In Control Theoretic Approach to Fine-Tuning and Transfer Learning, we introduce here the concept of tuning without forgetting. We develop an iterative algorithm to tune the control or system parameters when the training set expands, whereby points already memorized remain so, and new training samples are additional memorized.
In the limit of a large number of layers, a deep neural network can be modeled as a controlled differential equation, where the control function u act as the network parameters.
Fine-tuning is a technique in which a pre-trained model is further trained on a new dataset (tuning data) to adapt it to a specific task while retaining knowledge from the original dataset. A {\em control-theoretic} approach provides a natural framework for this problem.
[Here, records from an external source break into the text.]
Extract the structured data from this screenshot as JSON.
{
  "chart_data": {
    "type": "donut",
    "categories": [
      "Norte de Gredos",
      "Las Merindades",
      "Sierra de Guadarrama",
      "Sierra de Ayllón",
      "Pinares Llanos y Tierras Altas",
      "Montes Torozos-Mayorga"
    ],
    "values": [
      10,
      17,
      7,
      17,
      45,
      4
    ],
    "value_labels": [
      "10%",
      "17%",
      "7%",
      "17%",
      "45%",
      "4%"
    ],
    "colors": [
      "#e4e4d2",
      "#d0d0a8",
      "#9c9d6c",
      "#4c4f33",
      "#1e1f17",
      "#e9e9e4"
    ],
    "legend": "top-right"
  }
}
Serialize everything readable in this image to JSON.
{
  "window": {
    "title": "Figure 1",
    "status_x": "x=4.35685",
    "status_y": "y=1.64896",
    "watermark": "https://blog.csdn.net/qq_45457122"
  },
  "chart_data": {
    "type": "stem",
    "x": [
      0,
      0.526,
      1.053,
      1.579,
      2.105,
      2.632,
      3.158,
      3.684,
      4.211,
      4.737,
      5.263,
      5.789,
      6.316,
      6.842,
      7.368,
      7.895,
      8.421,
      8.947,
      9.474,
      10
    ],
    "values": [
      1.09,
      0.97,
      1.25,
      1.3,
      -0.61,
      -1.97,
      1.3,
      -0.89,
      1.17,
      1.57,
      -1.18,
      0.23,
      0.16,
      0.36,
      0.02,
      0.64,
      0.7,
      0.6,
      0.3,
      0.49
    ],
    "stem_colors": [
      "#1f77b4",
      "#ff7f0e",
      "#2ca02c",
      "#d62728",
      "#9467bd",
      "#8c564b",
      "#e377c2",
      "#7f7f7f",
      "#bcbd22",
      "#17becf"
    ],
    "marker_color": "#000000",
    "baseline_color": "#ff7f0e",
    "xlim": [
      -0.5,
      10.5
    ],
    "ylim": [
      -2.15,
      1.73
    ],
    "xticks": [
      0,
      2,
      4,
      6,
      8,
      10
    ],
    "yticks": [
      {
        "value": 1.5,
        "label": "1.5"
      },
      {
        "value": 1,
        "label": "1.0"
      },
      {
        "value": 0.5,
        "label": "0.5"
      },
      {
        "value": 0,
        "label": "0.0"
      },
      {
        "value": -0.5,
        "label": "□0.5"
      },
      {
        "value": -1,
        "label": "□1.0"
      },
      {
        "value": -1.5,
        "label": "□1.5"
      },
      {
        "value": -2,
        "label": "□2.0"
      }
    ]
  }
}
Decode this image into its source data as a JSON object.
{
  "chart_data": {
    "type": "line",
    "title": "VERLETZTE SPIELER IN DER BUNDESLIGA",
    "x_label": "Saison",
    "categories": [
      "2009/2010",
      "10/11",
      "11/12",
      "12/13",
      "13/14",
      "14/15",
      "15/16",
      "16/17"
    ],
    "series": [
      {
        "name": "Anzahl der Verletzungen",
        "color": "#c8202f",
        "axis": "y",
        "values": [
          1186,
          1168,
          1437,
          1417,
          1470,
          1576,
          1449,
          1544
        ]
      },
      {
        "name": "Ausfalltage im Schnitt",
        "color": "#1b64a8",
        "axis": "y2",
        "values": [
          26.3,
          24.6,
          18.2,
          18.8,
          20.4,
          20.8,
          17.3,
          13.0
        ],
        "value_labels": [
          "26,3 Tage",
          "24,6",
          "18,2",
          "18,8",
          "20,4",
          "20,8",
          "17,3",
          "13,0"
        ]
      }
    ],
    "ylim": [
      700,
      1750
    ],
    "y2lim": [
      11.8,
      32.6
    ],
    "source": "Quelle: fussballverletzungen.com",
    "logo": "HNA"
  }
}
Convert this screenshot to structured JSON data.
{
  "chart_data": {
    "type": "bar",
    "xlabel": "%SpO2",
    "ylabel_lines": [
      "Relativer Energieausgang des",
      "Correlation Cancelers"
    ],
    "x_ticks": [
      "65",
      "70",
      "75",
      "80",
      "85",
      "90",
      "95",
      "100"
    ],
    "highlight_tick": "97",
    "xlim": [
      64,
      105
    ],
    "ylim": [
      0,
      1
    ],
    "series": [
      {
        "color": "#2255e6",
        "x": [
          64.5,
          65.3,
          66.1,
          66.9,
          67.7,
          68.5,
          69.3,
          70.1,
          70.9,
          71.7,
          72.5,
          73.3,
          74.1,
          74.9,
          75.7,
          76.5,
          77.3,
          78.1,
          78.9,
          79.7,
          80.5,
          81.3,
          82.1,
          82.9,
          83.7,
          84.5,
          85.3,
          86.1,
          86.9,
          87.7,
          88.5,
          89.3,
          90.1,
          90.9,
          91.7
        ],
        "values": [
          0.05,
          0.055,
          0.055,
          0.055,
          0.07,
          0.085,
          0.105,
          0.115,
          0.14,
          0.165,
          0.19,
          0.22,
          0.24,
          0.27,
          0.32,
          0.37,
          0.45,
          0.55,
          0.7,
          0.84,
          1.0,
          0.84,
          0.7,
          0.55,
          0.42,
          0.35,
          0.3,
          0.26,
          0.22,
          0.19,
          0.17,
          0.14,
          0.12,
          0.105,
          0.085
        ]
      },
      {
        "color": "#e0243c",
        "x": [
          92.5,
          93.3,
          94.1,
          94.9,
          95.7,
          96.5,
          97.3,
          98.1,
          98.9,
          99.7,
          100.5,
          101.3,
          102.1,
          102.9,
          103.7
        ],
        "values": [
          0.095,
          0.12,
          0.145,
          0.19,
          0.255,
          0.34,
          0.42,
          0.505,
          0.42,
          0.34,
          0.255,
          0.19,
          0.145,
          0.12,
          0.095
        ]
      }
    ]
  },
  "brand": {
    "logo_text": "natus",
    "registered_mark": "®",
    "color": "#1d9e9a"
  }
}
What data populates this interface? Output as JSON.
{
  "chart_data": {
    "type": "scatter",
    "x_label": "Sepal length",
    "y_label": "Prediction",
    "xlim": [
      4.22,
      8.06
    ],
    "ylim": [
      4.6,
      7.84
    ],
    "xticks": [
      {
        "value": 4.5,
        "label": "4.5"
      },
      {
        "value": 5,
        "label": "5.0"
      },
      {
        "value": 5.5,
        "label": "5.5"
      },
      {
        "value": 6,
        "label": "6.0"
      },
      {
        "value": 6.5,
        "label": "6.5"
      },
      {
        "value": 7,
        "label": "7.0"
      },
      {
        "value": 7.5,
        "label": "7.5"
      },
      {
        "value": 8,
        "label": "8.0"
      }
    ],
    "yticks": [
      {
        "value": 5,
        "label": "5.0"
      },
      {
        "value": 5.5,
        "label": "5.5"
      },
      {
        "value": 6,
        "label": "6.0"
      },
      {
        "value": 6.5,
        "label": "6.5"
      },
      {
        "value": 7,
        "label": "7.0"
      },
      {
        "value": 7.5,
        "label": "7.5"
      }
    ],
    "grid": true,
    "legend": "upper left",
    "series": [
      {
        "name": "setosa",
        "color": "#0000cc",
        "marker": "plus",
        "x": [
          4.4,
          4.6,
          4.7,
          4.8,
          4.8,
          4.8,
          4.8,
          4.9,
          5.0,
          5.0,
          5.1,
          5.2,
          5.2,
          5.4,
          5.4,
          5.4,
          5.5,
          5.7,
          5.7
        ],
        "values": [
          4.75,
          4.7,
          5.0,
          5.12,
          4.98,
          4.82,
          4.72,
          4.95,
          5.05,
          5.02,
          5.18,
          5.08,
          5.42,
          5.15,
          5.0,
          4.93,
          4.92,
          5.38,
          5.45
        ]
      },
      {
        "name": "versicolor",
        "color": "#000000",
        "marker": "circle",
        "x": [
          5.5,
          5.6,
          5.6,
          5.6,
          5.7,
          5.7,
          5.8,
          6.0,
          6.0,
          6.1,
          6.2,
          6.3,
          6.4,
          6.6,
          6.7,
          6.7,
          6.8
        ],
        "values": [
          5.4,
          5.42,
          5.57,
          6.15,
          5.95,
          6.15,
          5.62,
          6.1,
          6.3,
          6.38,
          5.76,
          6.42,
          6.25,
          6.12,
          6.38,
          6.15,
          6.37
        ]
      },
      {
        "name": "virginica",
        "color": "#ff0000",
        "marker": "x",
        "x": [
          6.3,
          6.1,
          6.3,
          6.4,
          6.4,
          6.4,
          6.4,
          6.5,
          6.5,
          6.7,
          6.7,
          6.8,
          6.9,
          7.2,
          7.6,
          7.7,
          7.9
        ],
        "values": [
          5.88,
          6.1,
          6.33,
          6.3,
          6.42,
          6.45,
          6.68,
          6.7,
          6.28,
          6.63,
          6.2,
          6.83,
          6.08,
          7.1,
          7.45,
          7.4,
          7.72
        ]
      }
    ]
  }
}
A common fine-tuning method is the penalty method, which penalizes deviations between pre-trained weights (u_0) and tuned weights ($\tilde u$). However, this method can reduce accuracy, as there are no guarantee that weights close to u_0 will effectively accommodate the new data. Consequently, the pre-trained weights $u_0$ initially map x_i to y_i, but after tuning, they may ``forget’’ this data.
Our method, Tuning without Forgetting (TwF), finds new weights $u^*$ that are tuned to the new data while preserving performance on the pre-trained data. To that end, established conditions under which the space of controls (weights) that retains the pre-training data forms an infinite-dimensional connected Banach submanifold. We then optimize the weights via a descent method on this manifold, ensuring tuning without forgetting.
In our numerical experiments, we compare TwF with the penalty method across varying sizes of training and tuning datasets.
In Geometric Foundations of Tuning without Forgetting in Neural ODEs, we introduced the principle of Tuning without Forgetting (TwF) for sequential training of neural ODEs, where training samples are added iteratively and parameters are updated within the subspace of control functions that preserves the end-point mapping at previously learned samples on the manifold of output labels in the first-order approximation sense. In this letter, we prove that this parameter subspace forms a Banach submanifold of finite codimension under nonsingular controls, and we characterize its tangent space. This reveals that TwF corresponds to a continuation/deformation of the control function along the tangent space of this Banach submanifold, providing a theoretical foundation for its mapping-preserving (not forgetting) during the sequential training exactly, beyond first-order approximation.
In Control Disturbance Rejection in Neural ODEs, we propose an iterative training algorithm for Neural ODEs that provides models resilient to control (parameter) disturbances. The method builds on our earlier work Tuning without Forgetting-and similarly introduces training points sequentially, and updates the parameters on new data within the space of parameters that do not decrease performance on the previously learned training points-with the key difference that, inspired by the concept of flat minima, we solve a minimax problem for a non-convex non-concave functional over an infinite-dimensional control space.